Texture Formats
This tutorial will explain how you can store image data on the Dreamcast's PVR graphics chip for efficient drawing and compact storage.
List of texture formats: [[1]]
Color formats
Truecolor
This table describes the color information that can be stored in textures.
ARGB1555 | each color channel has 5 bits, transparency is on or off |
ARGB4444 | each channel has 4 bits, use if you need a transparent gradient |
BUMP | bumpmap format (stores angles for vertex displacement effects in lighting calculations), similar to a normal map |
YUV422 | mostly used for video decoding, uncommonly used |
Paletted
There are also paletted texture formats which can be combined with the above color formats as well as ARGB8888.
4BPP_PAL (or 8BPP_PAL)
- Define an array of 2^4 = 16 (or 2^8 = 256) color values.
- Copy the array to the graphics chip, then send textures that use 4-bit (or 8-bit) indices into that array instead of 16 bit argb as pixel values.
ARGB8888 is slow when used with filtering.
You can set multiple palettes on the graphics chip at the same time (1024 bytes total), so they're not per-texture at all, but global.
Paletted textures are always twiddled and never strided.
Additional attributes
Textures can be twiddled, VQ compressed, strided or mipmapped.
Twiddled
Pixels aren't stored row-by-row, but in a z-shape arrangement which puts neighboring pixels closer together. This makes texture filtering cheaper and you definitely want to use it. Twiddled textures must have power-of-two dimensions (e.g. 512x512, 256x1024).
VQ compressed
Vector Quantization is a lossy texture compression. The Dreamcast graphics chip has special hardware to decode it, so you suffer no performance loss for the decoding step when texture data is read by it for drawing. Textures will use less video memory.
Strided
A way to draw non-power-of-two textures by defining gaps.
Mipmapped
Each texture stores smaller versions of itself (512x256 -> 256x128 -> 128x64..). Makes textures 1/3 bigger, texture filtering cheaper and improves rendering performance when textures are displayed at a smaller than original size.
Converting art assets to Dreamcast texture formats
It is more efficient to convert your PNG/TGA/etc. art assets during the build process of your game instead of during runtime.
There are tools for conversion in the KOS utils folder. Be aware that the KOS conversion tool does not support non-square VQ textures, although it should. This conversion tool by tvspelsfreak offers support for that in addition to a handy preview feature [[2]]
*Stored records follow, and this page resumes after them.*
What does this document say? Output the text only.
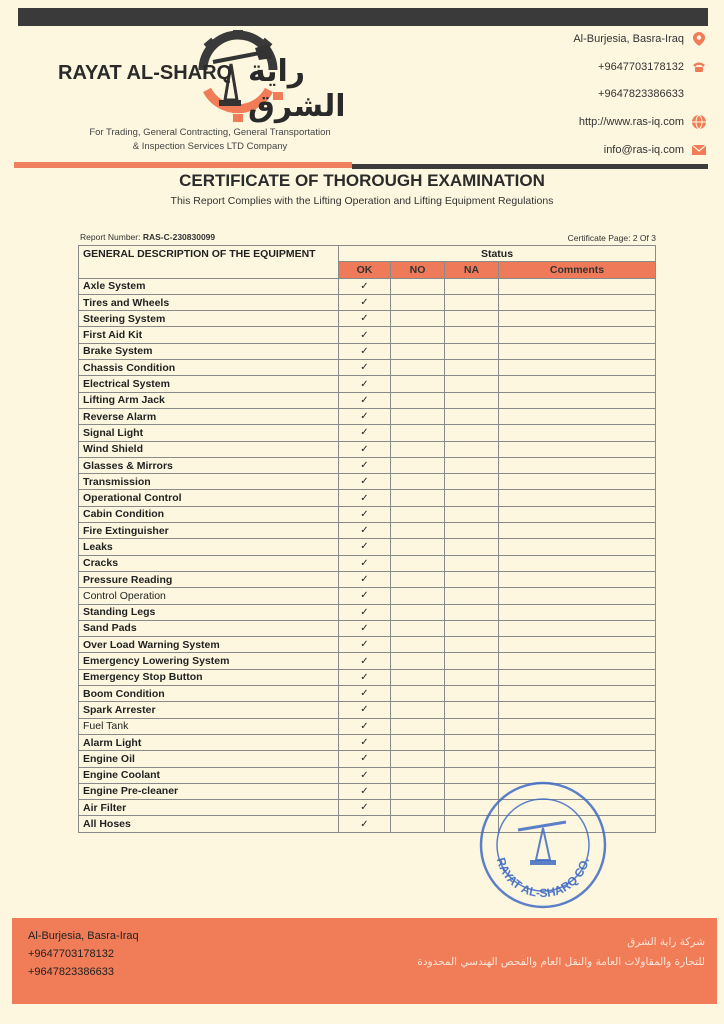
RAYAT AL-SHARQ راية الشرق
For Trading, General Contracting, General Transportation
& Inspection Services LTD Company
Al-Burjesia, Basra-Iraq
+9647703178132
+9647823386633
http://www.ras-iq.com
info@ras-iq.com
CERTIFICATE OF THOROUGH EXAMINATION
This Report Complies with the Lifting Operation and Lifting Equipment Regulations
Report Number: RAS-C-230830099	Certificate Page: 2 Of 3
GENERAL DESCRIPTION OF THE EQUIPMENT	Status			
	OK	NO	NA	Comments
Axle System	✓			
Tires and Wheels	✓			
Steering System	✓			
First Aid Kit	✓			
Brake System	✓			
Chassis Condition	✓			
Electrical System	✓			
Lifting Arm Jack	✓			
Reverse Alarm	✓			
Signal Light	✓			
Wind Shield	✓			
Glasses & Mirrors	✓			
Transmission	✓			
Operational Control	✓			
Cabin Condition	✓			
Fire Extinguisher	✓			
Leaks	✓			
Cracks	✓			
Pressure Reading	✓			
Control Operation	✓			
Standing Legs	✓			
Sand Pads	✓			
Over Load Warning System	✓			
Emergency Lowering System	✓			
Emergency Stop Button	✓			
Boom Condition	✓			
Spark Arrester	✓			
Fuel Tank	✓			
Alarm Light	✓			
Engine Oil	✓			
Engine Coolant	✓			
Engine Pre-cleaner	✓			
Air Filter	✓			
All Hoses	✓			
RAYAT AL-SHARQ CO.
Al-Burjesia, Basra-Iraq
+9647703178132
+9647823386633
شركة راية الشرق
للتجارة والمقاولات العامة والنقل العام والفحص الهندسي المحدودة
Comparison between uncompressed and compressed
To see how useful applying the proper texture format is, check out this thread
Consider face.png, 1024x1024, RGB888 for example.
- 304K face.png
- 3.1M face.tga
- 516K face.dds
- 344K face.kmg
- 108K face.kmg.gz
If you store this texture on the CD as PNG, it will will take 304 kilobytes.
After unpacking it and storing it in video memory it will take 3 megabytes (1024*1024 * 3 bytes = 3 MB).
If you convert it from RGB888 to RGB565 it will still take 2 megabytes.
The VQ compressed RGB565 texture takes 344 kilobytes in video memory. No decompression is required, it is quicker to upload to the PVR graphics chip and requires 6 times less video memory. Depending on the amount of colors in the original image the quality loss may not be noticeable.